A certain crowd-pleaser, the employee bonus, is always a welcomed reward. And, nothing says “company success” like an employee parking lot filled with newly leased BMWs and Audis. Ideally suited for highlighting the accomplishments of a specifically targeted goal, the lump sum cash bonus has multiple advantages. With a bonus, you have tied a very specific dollar figure to a very specific set of behaviors and their resulting outcome. You have created results-oriented employees who are fully vested in the team’s success. And as quickly as the check is deposited, your employees are looking for the next challenge to tackle to earn, yet, another win for the company and for their bank account.
The down-side? When the bonus becomes expected, the work one puts in to earn it sometimes goes by the wayside. Get ahead of that by very specifically outlining what it takes to earn a bonus with measurable tools that benefit the bottom line. This way, employees tie their actions to measurable, success-oriented results.

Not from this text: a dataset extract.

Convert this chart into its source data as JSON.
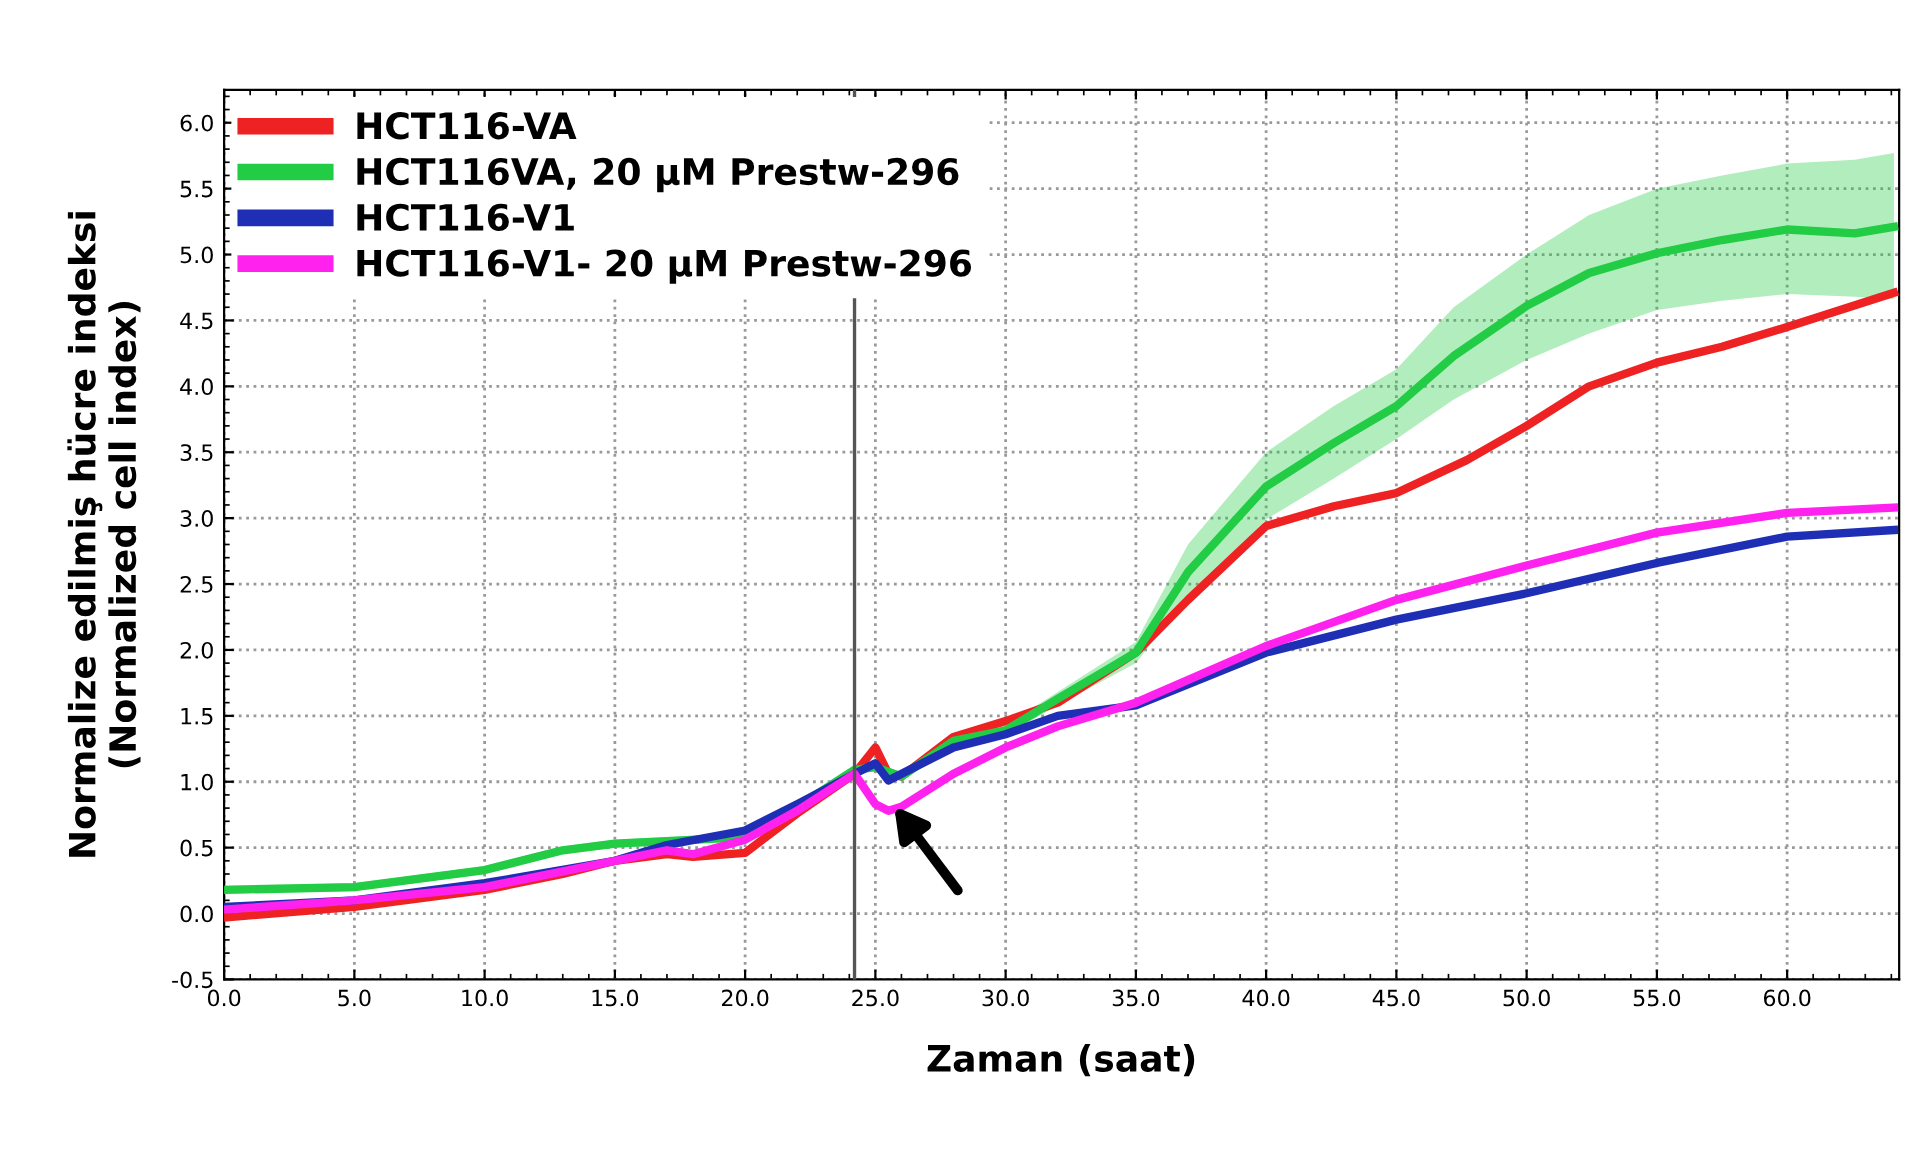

Now, it gets serious. Although typically not as large as the lump sum bonus, overtime pay and salary increases are certainly more valuable to the employee. An increase in salary tends to give the employee a sense of belonging and appreciation in an organization, as well as, what value they, as an employee, bring to the table. If employee retention is a key value for your organization, then increasing base salaries may be your best option. However, would it be sustainable? That’s where you really need to evaluate your organization’s position and its continued, projected growth. Sure, increased salaries would be great; yet, managing during a potential downturn could prove challenging. Whether you are an owner, manager or employee – no one wants to deal with having to eliminate jobs.
Whether you reward exemplary employee service with bonuses or salaries, realize this one fact:
Recognizing where your success lies – in the work of your team – is what effective management is all about. Therefore, whichever route you take with rewarding success, do so with the appreciation your employees deserve – and don’t forget to say, “Thank you!”